Code to detect laser dot in android camera using realtime image processing

0

I have written a code to find brightest pixe(laser dot)l in camera viewfinder and draw a circle at that coordinate.

Ideally the circle should be on dot. but due to some prob(maybe screen resolution/coding error) the circle is a little displaced.

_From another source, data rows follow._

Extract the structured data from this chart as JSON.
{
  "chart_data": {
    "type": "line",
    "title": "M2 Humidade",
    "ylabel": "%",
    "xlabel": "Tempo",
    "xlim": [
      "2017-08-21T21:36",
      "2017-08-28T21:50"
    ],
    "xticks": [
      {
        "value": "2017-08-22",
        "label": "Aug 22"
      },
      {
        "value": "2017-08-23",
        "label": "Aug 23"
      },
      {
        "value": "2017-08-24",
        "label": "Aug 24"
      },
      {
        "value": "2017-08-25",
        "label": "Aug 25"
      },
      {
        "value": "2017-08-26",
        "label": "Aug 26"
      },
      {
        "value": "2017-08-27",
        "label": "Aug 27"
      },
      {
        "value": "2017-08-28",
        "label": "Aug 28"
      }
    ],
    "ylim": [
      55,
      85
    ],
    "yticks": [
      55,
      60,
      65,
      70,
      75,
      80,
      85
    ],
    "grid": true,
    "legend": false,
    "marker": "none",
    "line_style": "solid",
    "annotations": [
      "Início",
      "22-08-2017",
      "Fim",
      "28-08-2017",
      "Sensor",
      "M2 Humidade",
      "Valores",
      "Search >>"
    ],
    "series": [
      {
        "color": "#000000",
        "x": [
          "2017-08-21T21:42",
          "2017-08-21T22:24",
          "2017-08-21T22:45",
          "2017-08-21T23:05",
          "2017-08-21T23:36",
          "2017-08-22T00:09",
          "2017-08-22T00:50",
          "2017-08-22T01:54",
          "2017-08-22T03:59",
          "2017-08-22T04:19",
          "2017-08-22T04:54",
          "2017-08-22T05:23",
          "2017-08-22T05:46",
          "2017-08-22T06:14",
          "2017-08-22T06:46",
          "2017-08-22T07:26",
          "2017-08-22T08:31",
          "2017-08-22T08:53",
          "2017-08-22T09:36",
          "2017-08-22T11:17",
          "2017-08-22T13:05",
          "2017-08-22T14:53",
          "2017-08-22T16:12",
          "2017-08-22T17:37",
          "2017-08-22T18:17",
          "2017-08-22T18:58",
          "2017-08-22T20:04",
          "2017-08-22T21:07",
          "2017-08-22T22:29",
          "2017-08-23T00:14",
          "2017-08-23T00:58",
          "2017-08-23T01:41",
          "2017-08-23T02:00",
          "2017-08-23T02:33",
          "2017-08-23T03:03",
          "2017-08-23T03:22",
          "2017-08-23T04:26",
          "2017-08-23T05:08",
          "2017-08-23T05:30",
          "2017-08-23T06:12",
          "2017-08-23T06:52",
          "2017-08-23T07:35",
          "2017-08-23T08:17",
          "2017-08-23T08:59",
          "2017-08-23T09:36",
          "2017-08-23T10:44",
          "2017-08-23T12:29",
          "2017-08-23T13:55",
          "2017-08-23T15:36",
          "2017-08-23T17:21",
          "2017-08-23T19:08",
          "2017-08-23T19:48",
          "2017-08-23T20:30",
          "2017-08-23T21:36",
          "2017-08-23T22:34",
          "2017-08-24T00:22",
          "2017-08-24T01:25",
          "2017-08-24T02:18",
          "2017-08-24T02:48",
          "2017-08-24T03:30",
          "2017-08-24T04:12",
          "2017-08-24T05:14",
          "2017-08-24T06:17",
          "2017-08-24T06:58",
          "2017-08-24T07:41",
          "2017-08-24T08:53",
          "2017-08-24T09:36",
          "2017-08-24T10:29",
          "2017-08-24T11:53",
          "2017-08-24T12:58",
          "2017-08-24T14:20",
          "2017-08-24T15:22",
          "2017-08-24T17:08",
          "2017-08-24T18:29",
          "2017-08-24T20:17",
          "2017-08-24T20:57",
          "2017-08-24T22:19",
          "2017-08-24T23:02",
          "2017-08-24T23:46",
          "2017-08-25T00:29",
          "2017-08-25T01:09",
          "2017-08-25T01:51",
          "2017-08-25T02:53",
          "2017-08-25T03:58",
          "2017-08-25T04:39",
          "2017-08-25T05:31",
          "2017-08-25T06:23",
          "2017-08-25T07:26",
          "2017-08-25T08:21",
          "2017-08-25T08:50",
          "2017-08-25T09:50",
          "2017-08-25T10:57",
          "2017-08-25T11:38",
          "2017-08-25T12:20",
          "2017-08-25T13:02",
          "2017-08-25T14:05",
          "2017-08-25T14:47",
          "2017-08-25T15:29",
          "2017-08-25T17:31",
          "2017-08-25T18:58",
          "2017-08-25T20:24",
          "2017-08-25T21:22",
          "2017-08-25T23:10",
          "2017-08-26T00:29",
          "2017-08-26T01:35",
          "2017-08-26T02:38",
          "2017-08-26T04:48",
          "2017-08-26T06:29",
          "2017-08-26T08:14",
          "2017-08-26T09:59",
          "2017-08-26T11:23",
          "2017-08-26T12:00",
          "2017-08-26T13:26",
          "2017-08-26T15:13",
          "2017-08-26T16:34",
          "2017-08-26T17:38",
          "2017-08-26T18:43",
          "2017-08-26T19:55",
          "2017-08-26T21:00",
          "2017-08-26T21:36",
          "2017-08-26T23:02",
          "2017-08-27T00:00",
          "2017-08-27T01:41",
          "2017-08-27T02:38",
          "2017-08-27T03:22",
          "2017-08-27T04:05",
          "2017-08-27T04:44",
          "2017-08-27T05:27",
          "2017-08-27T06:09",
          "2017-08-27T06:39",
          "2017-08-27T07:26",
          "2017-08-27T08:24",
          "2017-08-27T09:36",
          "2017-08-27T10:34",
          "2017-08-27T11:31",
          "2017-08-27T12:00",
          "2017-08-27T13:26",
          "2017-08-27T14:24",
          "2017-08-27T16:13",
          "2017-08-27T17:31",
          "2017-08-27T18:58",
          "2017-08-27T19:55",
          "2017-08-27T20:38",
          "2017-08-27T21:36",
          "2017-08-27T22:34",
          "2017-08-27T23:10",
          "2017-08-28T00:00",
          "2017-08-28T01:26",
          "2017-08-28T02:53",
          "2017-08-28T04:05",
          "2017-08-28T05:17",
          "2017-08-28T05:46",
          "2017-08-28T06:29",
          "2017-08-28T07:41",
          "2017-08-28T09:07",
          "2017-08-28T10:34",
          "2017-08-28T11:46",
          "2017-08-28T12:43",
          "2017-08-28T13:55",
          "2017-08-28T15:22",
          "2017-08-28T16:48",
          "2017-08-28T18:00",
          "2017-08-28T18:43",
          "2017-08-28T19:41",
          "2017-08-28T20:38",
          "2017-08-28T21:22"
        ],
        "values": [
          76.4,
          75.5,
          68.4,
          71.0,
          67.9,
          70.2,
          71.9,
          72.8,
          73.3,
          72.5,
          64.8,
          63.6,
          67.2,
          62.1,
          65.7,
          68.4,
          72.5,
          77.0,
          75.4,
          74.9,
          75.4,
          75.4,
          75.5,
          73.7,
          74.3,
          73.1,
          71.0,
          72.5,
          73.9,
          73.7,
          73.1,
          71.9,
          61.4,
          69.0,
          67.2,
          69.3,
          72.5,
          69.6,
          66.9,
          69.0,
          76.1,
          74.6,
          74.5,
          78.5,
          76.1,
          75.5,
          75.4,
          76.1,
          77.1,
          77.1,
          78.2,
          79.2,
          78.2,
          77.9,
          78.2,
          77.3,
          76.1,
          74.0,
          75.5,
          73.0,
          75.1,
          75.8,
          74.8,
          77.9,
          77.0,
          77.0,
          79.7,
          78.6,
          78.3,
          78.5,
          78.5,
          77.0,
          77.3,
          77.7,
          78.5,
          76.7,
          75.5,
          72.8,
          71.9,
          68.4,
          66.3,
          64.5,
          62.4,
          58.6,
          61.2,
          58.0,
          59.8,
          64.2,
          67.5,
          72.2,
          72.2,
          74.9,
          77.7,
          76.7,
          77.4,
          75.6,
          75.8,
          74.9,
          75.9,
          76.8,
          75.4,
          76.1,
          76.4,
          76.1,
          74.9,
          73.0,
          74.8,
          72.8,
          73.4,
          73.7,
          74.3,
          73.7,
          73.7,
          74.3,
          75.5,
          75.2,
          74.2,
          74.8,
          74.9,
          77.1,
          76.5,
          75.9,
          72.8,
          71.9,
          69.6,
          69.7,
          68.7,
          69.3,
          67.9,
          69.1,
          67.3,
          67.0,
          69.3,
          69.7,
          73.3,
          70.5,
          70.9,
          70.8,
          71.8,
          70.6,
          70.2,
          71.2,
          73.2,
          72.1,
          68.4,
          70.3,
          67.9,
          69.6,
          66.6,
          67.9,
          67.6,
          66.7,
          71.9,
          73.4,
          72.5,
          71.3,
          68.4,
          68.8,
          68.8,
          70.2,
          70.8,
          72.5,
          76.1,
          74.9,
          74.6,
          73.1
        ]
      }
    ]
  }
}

I am attaching the screenshots and code.

I will be highly grateful if you can pinpoint error or give your valuable suggestion.

Problems:

  1. The dot is tracked properly but coordinates arent exact(as seem in screenshots)
  2. The Fireworks mode doesn't work on S2 but works on Galaxy Ace.
  3. The app crashes in motorolla android phone

Code+Screenshot http://wikisend.com/download/553910/re41postqueryregardingdecodeyuv420spmrgbdatamyuvd.zip

 protected void onDraw(Canvas canvas) {
        if (mBitmap != null)
        {
            int canvasWidth = canvas.getWidth();
            int canvasHeight = canvas.getHeight();
            int newImageWidth = canvasWidth;
            int marginWidth = (canvasWidth - newImageWidth)/2;

            // Convert from YUV to RGB
            decodeYUV420SP(mRGBData, mYUVData, mImageWidth, mImageHeight);

                int maxR=255;x=0;y=0; int k=0;
            for (int i = 0; i < mRGBData.length; i++) {
                    if((((mRGBData[i] >> 16) & 0x000000FF)+((mRGBData[i] >> 8) & 0x000000FF)+((mRGBData[i]) & 0x000000FF))>maxR)
                    {
                        maxR=(mRGBData[i] >> 16) & 0x000000FF;
                        maxR+=(mRGBData[i] >> 8) & 0x000000FF;
                        maxR+=(mRGBData[i] ) & 0x000000FF;
                        y=i%mImageWidth;
                        x=i/(mImageWidth);
                    }
                }
                String status= "Laser coords: ("+maxR+", "+y+")";

                canvas.drawText(status, marginWidth+10, 60, mPaintYellow);
                canvas.drawCircle(y, x, 10, mPaintYellow);
                           }
           super.onDraw(canvas);
        }
java
android
image-processing
asked on Stack Overflow Sep 6, 2012 by user1568701 • edited Sep 6, 2012 by user1568701

1 Answer

0

Just taking the brightest pixel you find will most definitely not help you, judging from your screenshot. The laserdot there ist probably 15x15 pixels large, with most of the area being oversaturated, i.e. all of those pixels are maxed out and will be "the brightest pixel".

A better heuristic would probably be, to take the coordinates of all pixels whose brightnessvalue (assuming you can use the HSL colormodel) is above a given threshold and then calculate some form of weighted average (with the weight of each pixel being relative to its brightness). For testingpurposes just calculating the average would probably do.